The budget measure, which funds the federal government for the remainder of fiscal year 2003, now goes to a House-Senate conference committee, where supporters say it has a good chance of approval. President Bush last year included an identical boost to BPA borrowing authority in the administration budget, which should carry considerable weight in the House.
Bonneville began the quest two years ago, seeking to increase its borrowing authority by $2 billion. Last year, the request was lowered to $1.3 billion, but still failed. BPA argued that the additional authority was essential to upgrade its aging transmission system, as well as to make other improvements.
Sen. Larry Craig (R-ID) negotiated the deal that cleared the way for the amendment, which was supported by the entire Northwest Senate delegation. A key selling point was Bonneville's promise not to use the additional authority until 2004, or possibly 2005, when the agency expects it will reach the limit on its ability to finance improvements and new facilities.
Craig told his Senate colleagues that "reliable and readily available power is essential to the economy of the Pacific Northwest.
"The BPA currently owns and operates 75 percent of the high-voltage power transmission in the Northwest and is now being forced to operate way beyond its limits. New power generation is critically needed in the region, and the additional borrowing authority provided by this bill to upgrade transmission services will go a long way to make that happen," Craig said.

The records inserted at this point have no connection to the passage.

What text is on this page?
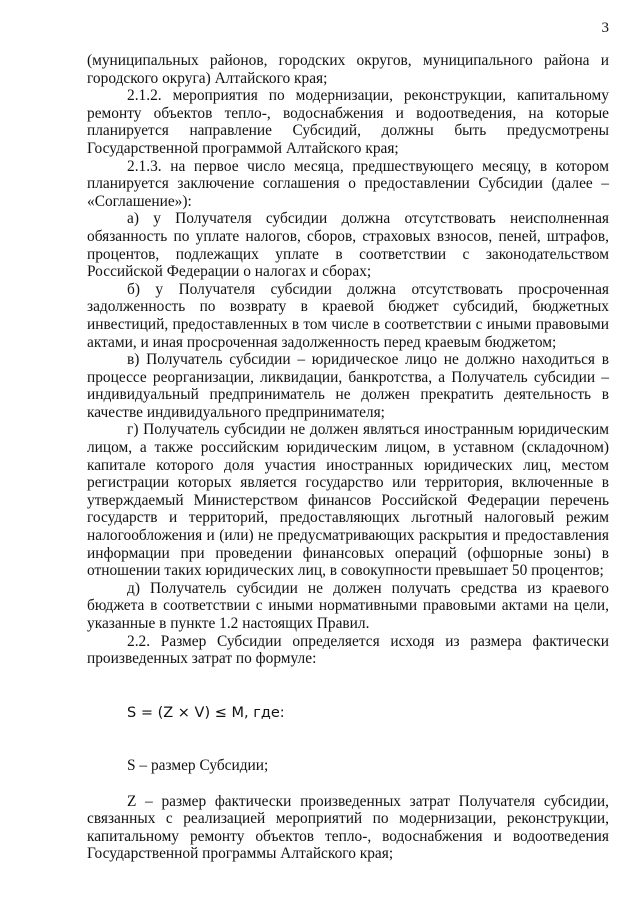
3

(муниципальных районов, городских округов, муниципального района и городского округа) Алтайского края;

2.1.2. мероприятия по модернизации, реконструкции, капитальному ремонту объектов тепло-, водоснабжения и водоотведения, на которые планируется направление Субсидий, должны быть предусмотрены Государственной программой Алтайского края;

2.1.3. на первое число месяца, предшествующего месяцу, в котором планируется заключение соглашения о предоставлении Субсидии (далее – «Соглашение»):

а) у Получателя субсидии должна отсутствовать неисполненная обязанность по уплате налогов, сборов, страховых взносов, пеней, штрафов, процентов, подлежащих уплате в соответствии с законодательством Российской Федерации о налогах и сборах;

б) у Получателя субсидии должна отсутствовать просроченная задолженность по возврату в краевой бюджет субсидий, бюджетных инвестиций, предоставленных в том числе в соответствии с иными правовыми актами, и иная просроченная задолженность перед краевым бюджетом;

в) Получатель субсидии – юридическое лицо не должно находиться в процессе реорганизации, ликвидации, банкротства, а Получатель субсидии – индивидуальный предприниматель не должен прекратить деятельность в качестве индивидуального предпринимателя;

г) Получатель субсидии не должен являться иностранным юридическим лицом, а также российским юридическим лицом, в уставном (складочном) капитале которого доля участия иностранных юридических лиц, местом регистрации которых является государство или территория, включенные в утверждаемый Министерством финансов Российской Федерации перечень государств и территорий, предоставляющих льготный налоговый режим налогообложения и (или) не предусматривающих раскрытия и предоставления информации при проведении финансовых операций (офшорные зоны) в отношении таких юридических лиц, в совокупности превышает 50 процентов;

д) Получатель субсидии не должен получать средства из краевого бюджета в соответствии с иными нормативными правовыми актами на цели, указанные в пункте 1.2 настоящих Правил.

2.2. Размер Субсидии определяется исходя из размера фактически произведенных затрат по формуле:

S = (Z × V) ≤ M, где:

S – размер Субсидии;

Z – размер фактически произведенных затрат Получателя субсидии, связанных с реализацией мероприятий по модернизации, реконструкции, капитальному ремонту объектов тепло-, водоснабжения и водоотведения Государственной программы Алтайского края;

BPA's quest was also aided by a joint statement from the Natural Resources Defense Council, the Renewable Northwest Project, the Alliance to Save Energy and the American Wind Association.
"Our support reflects BPA's strong regional leadership in integrating new renewable capacity in the Northwest grid and in opening its transmission investment process to demand-side and other alternatives to conventional large-scale powerlines," said the statement, which was prompted in part by a blast at BPA from Taxpayers for Common Sense.
The fiscally conservative group called BPA "a case study in fiscal mismanagement," that "has repeatedly failed to uphold federal laws and treaties to protect salmon."